Modern FPS engines can do all sorts of remarkable things, from radiosity lighting to HDR lighting and reflections. The Lost Coast levels are rumoured to have only one light source - the Sun. Nohing quite beats seeing a map for the first time where the sunlight is just absolutely perfect and believeable.
This isn’t good enough.
All these maps seem to be stuck in one portion of the day; Dust is stuck at midday, Cobble in mid-afternoon, Italy stuck on a clouded over morning. Conditions don’t change, suns don’t set and moons (well, one moon) and stars don’t appear.
I realise this is just a technical limitation and quite a feat to implement both technically and artistically, but the recent Grand Theft Auto games pull it off (albeit with a 30 minute cycle and a number of limitations). Hell, even Half-Life 2 managed to fake it by making subtle changes to the sky and sunlight settings between maps. But it’s not real-time.
Cutting to the chase, I want features like these for one simple reason. To make game-playing (for example, Counter-Strike) more involved by having game-time (i.e. the time of day in-game) reflect local-time at the server. So, if I were to join an American server right now, the map would be set at a couple hours past midnight, so it would be dark and people would be sneaking around. If I were to join one in China, it would already be mid afternoon. If I were to play continously for 24 hours on one of these servers, I’d be able to see an entire cycle of a day pass by.
Imagine that: playing your favourite map in the afternoon when it’s still quite light, then having to adapt to it slowly getting darker as the day went on. The game world could reflect the exact conditions you see through your window. Take in phases of the moon, time of year and local weather conditions (all easily programmatically sourcable), and suddenly the game world reflects the real-world. Game-time has become local-time.
It could work another way too - instead of the game emulating the weather conditions at the location where the server you’re playing on is based, each map could use conditions at one specific place on Earth. de_italy, for example, could copy the weather conditions in Rome (right now it’s a fairly sunny later-morning there, with a little cloud). That way, everyone in the world who plays de_italy will effectively be playing de_italy in Italy.
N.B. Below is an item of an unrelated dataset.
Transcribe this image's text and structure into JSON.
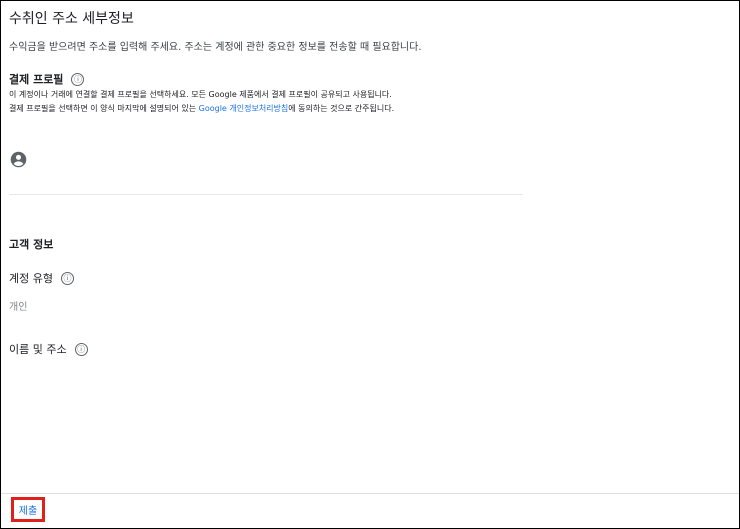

Of course, many people play games in the evening, and I’m not sure many of them want to be stuck in an eternal cycle of maps set at this time, but they could choose to join a server in another country and timezone, or just choose a server without any of this ‘game-time/local-time’ nonsense.
Then there’s also the issue of gameplay. Fitting gameplay to a map set at one point of day is tricky enough - taking into account different times of day and even weather would be even more difficult. Although, maybe that would make the whole thing more exciting.
But despite these issues, problems and technical impossibilities… it would be cool though… wouldn’t it?